The publisher does the heavy-lifting of finding, formatting and even contextualizing the work of one of comics’ undisputed (and, in some way, unrivaled) masters and putting it all together in an easy to find and read source, making Barks’ influential work available to casual readers to either easily finally find out why The Good Duck Artist has the reputation he has, or to discover his work for the first time.
Before cracking the cover, I will admit there was one aspect I was a little leery about. Because so many of Barks’ stories dealt with the Ducks visiting exotic lands, because the stories in this collection were produced between 1948 and 1949 and because Disney doesn’t exactly have the most sterling reputation when it comes to representing diverse nationalities or ethnicities, I was sort of concerned about what the lily-white ducks would be faced with when they journeyed to South America or Africa. Or, more precisely, how Barks would present what they would be faced with.

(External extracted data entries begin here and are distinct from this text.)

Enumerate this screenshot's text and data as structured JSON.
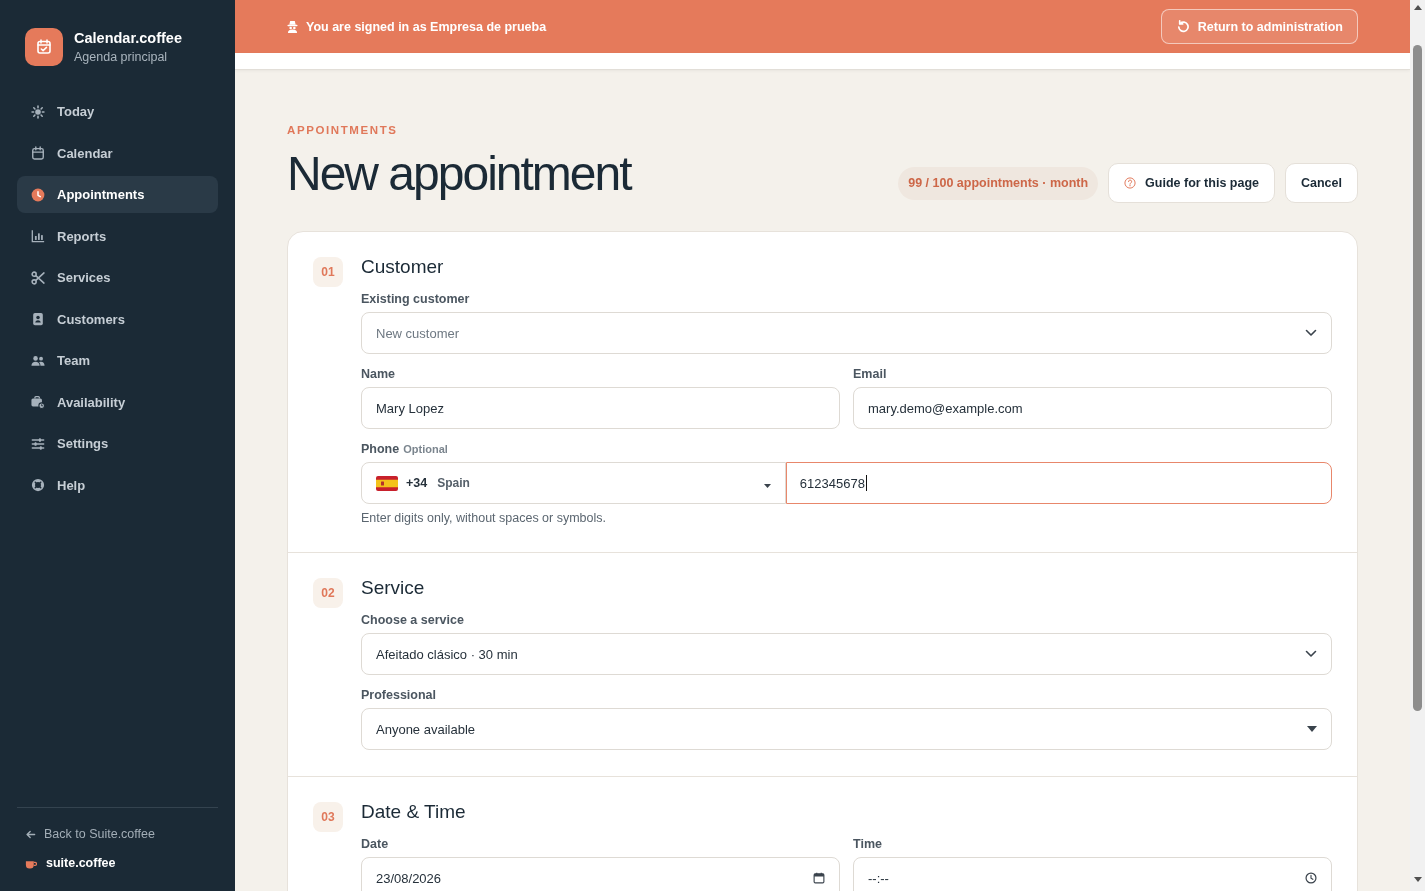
{
  "banner": {
    "message": "You are signed in as Empresa de prueba",
    "button": "Return to administration"
  },
  "sidebar": {
    "brand": {
      "name": "Calendar.coffee",
      "subtitle": "Agenda principal"
    },
    "nav_items": [
      {
        "label": "Today",
        "selected": false
      },
      {
        "label": "Calendar",
        "selected": false
      },
      {
        "label": "Appointments",
        "selected": true
      },
      {
        "label": "Reports",
        "selected": false
      },
      {
        "label": "Services",
        "selected": false
      },
      {
        "label": "Customers",
        "selected": false
      },
      {
        "label": "Team",
        "selected": false
      },
      {
        "label": "Availability",
        "selected": false
      },
      {
        "label": "Settings",
        "selected": false
      },
      {
        "label": "Help",
        "selected": false
      }
    ],
    "back_link": "Back to Suite.coffee",
    "suite_brand": "suite.coffee"
  },
  "page_header": {
    "eyebrow": "APPOINTMENTS",
    "title": "New appointment",
    "quota": "99 / 100 appointments · month",
    "buttons": [
      {
        "label": "Guide for this page",
        "kind": "guide"
      },
      {
        "label": "Cancel",
        "kind": "plain"
      }
    ]
  },
  "form_sections": [
    {
      "number": "01",
      "title": "Customer",
      "rows": [
        {
          "fields": [
            {
              "kind": "select",
              "label": "Existing customer",
              "placeholder": "New customer"
            }
          ]
        },
        {
          "fields": [
            {
              "kind": "text",
              "label": "Name",
              "value": "Mary Lopez"
            },
            {
              "kind": "text",
              "label": "Email",
              "value": "mary.demo@example.com"
            }
          ]
        },
        {
          "fields": [
            {
              "kind": "phone",
              "label": "Phone",
              "note": "Optional",
              "country_code": "+34",
              "country": "Spain",
              "value": "612345678",
              "focused": true,
              "hint": "Enter digits only, without spaces or symbols."
            }
          ]
        }
      ]
    },
    {
      "number": "02",
      "title": "Service",
      "rows": [
        {
          "fields": [
            {
              "kind": "select",
              "label": "Choose a service",
              "value": "Afeitado clásico · 30 min"
            }
          ]
        },
        {
          "fields": [
            {
              "kind": "native-select",
              "label": "Professional",
              "value": "Anyone available"
            }
          ]
        }
      ]
    },
    {
      "number": "03",
      "title": "Date & Time",
      "rows": [
        {
          "fields": [
            {
              "kind": "date",
              "label": "Date",
              "value": "23/08/2026"
            },
            {
              "kind": "time",
              "label": "Time",
              "value": "--:--"
            }
          ]
        }
      ]
    }
  ]
}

Reading Will Eisner’s Spirit comics and being confronted by his Ebony White or Osama Tezuka’s work and seeing the various racial stereotypes that pop up in it can be a bit like finding a fly in your soup—by biting down on it. It’s great stuff, but there’s that extremely unpleasant moment you could have done without, you know? (Also, while I haven’t read it, it’s my understanding that Tintin may have had at least one less than politically correct adventure in the Congo).